I followed this logic and created one implementation. Result was that I got timeout error in 4/12 cases. Why?

The reason is basically we end up missing two key points in such a solution. One is that if you surf from left to right, you keep running more; as the player is supposed to rise in ranking. So the first point to note is that, 

the checking starts from the last rank.

So the changed heuristic will be to basically check from the end; and log the number where first time ranked[i] is more than the score we are checking with. Now here is a common edge-case; which is that ranked[i] can be also equal to the score; and in such a case you get to assign a different rank to the score than the unequal case. This is why we have the following if blocks in the code.

if play<ranks[i]:
   vals.append(i+2)
   break

if play == ranks[i]:

   vals.append(i+1)

   break

The other important point is that, as we know that the score is increasing, so there is no meaning to start the search everytime from bottom. We should start the search from where we left last time. With a handling of few edge-cases, the code for that turns out in doing this. 

Now, still a few edge cases and a good optimization is left. One edge case is that if the score is more than all the scores in leaderboard, than in current format we will have to parse quite a few numbers in the leaderboard to get to the top of it. To stop this waste of computation steps, we add a check in the beginning. 

if play<ranks[-1]:
    vals.append(rank_len+1)
    continue
if play>=ranks[0]:
    vals.append(1)
    continue
if play>=ranks[1]:
    vals.append(2)
    continue

We extend this to checking for top 3 numbers and add this in the beginning.  Now, after putting all these changes, still I was getting 2 test cases timeout. Made me think, what is it that I am missing?

So as you might have guessed, we have repeated numbers in the ranked. So what I was doing was that I would initiate a list; and add ranks one by one by checking whether that number is even in the link. But this ends up creating lots of checks once we get into longer ranked list. So what is the easy thing to cut the number here? think for a minute if you want.

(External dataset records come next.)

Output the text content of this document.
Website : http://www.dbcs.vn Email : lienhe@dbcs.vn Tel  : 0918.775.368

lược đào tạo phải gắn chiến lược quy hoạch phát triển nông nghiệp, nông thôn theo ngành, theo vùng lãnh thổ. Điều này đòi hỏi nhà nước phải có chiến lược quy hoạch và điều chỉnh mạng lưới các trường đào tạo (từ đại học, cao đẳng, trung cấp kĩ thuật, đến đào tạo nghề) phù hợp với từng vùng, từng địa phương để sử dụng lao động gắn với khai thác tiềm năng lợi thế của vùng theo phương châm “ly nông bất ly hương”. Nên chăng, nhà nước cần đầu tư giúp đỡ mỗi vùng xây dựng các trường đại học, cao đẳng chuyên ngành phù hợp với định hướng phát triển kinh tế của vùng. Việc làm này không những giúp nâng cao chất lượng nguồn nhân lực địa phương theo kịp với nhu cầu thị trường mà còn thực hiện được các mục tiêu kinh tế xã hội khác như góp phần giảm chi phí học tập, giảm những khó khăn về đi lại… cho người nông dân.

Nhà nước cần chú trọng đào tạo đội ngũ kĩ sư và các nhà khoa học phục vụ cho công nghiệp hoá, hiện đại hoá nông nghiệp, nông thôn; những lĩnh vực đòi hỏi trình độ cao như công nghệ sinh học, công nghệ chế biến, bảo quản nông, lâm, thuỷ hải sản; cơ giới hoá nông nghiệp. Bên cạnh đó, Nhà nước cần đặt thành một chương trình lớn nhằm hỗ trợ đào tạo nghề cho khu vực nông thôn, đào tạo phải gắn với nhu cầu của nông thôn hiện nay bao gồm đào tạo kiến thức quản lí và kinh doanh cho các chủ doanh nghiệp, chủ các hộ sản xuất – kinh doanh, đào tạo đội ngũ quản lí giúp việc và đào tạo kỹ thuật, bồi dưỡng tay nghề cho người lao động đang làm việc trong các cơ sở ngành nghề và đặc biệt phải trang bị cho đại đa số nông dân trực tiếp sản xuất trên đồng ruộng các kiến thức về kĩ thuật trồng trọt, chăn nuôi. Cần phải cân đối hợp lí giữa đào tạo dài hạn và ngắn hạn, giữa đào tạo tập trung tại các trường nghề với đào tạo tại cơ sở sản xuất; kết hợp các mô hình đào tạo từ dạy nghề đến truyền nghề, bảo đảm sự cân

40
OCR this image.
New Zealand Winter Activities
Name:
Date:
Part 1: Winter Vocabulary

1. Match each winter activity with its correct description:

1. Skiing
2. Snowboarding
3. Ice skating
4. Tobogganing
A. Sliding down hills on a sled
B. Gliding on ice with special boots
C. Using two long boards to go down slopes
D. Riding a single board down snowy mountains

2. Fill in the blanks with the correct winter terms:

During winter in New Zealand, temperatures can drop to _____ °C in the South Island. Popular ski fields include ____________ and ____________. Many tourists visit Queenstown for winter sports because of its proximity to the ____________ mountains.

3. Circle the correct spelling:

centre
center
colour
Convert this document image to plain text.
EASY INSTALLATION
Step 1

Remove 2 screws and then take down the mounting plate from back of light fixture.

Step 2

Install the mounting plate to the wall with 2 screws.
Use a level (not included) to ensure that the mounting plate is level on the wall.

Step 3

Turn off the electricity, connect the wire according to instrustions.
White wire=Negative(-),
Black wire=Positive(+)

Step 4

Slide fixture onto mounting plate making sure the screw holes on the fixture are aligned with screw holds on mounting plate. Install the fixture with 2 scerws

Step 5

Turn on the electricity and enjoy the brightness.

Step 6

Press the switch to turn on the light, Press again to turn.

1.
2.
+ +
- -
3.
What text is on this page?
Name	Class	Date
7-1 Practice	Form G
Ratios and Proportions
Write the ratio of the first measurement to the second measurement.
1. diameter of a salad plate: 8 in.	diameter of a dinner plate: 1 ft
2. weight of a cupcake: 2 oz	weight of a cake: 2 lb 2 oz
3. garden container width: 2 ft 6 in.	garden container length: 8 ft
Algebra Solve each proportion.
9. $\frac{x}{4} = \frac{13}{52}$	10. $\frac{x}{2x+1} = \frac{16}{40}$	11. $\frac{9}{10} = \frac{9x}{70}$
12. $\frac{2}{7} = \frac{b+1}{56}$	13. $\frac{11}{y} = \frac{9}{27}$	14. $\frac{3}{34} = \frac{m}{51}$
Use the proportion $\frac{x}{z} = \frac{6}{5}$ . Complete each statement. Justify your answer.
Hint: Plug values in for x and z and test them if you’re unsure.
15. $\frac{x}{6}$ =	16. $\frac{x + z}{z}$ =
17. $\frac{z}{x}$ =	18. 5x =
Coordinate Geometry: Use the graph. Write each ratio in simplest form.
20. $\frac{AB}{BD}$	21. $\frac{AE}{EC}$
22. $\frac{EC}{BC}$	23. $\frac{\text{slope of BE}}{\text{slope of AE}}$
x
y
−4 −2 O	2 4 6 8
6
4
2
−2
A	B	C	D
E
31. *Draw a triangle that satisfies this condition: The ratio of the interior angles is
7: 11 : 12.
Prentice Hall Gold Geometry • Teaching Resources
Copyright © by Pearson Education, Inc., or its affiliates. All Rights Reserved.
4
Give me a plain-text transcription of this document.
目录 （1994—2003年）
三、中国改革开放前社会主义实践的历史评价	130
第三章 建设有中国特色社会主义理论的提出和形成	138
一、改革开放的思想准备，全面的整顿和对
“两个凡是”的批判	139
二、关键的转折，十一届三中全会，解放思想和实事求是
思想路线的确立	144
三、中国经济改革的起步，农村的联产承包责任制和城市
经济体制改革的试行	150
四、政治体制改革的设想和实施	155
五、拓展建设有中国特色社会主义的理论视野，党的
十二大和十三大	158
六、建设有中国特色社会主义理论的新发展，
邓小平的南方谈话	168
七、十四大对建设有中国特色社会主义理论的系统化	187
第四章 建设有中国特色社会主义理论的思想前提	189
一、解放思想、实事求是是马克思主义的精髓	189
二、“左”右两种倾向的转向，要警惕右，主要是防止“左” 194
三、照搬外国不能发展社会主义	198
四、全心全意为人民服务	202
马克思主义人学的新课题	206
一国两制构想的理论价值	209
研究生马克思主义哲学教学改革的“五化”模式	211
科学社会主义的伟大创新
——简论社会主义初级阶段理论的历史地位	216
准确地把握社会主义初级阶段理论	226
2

Yes, you got it right. As of dense ranking, even if the next number we are adding, can only be equal to the last number in the added unique rank's list. So I can just check if the new number is equal to the last number in the list and add if it is not. 

    for rank in ranked:

        if len(ranks) == 0:

            ranks.append(rank)

        elif rank ==ranks[-1]:

            pass

        else:

            ranks.append(rank)

This cleared the final 2 test cases and I achieved the score.

Thanks for reading! and I will come back tomorrow with more of these simple code posts!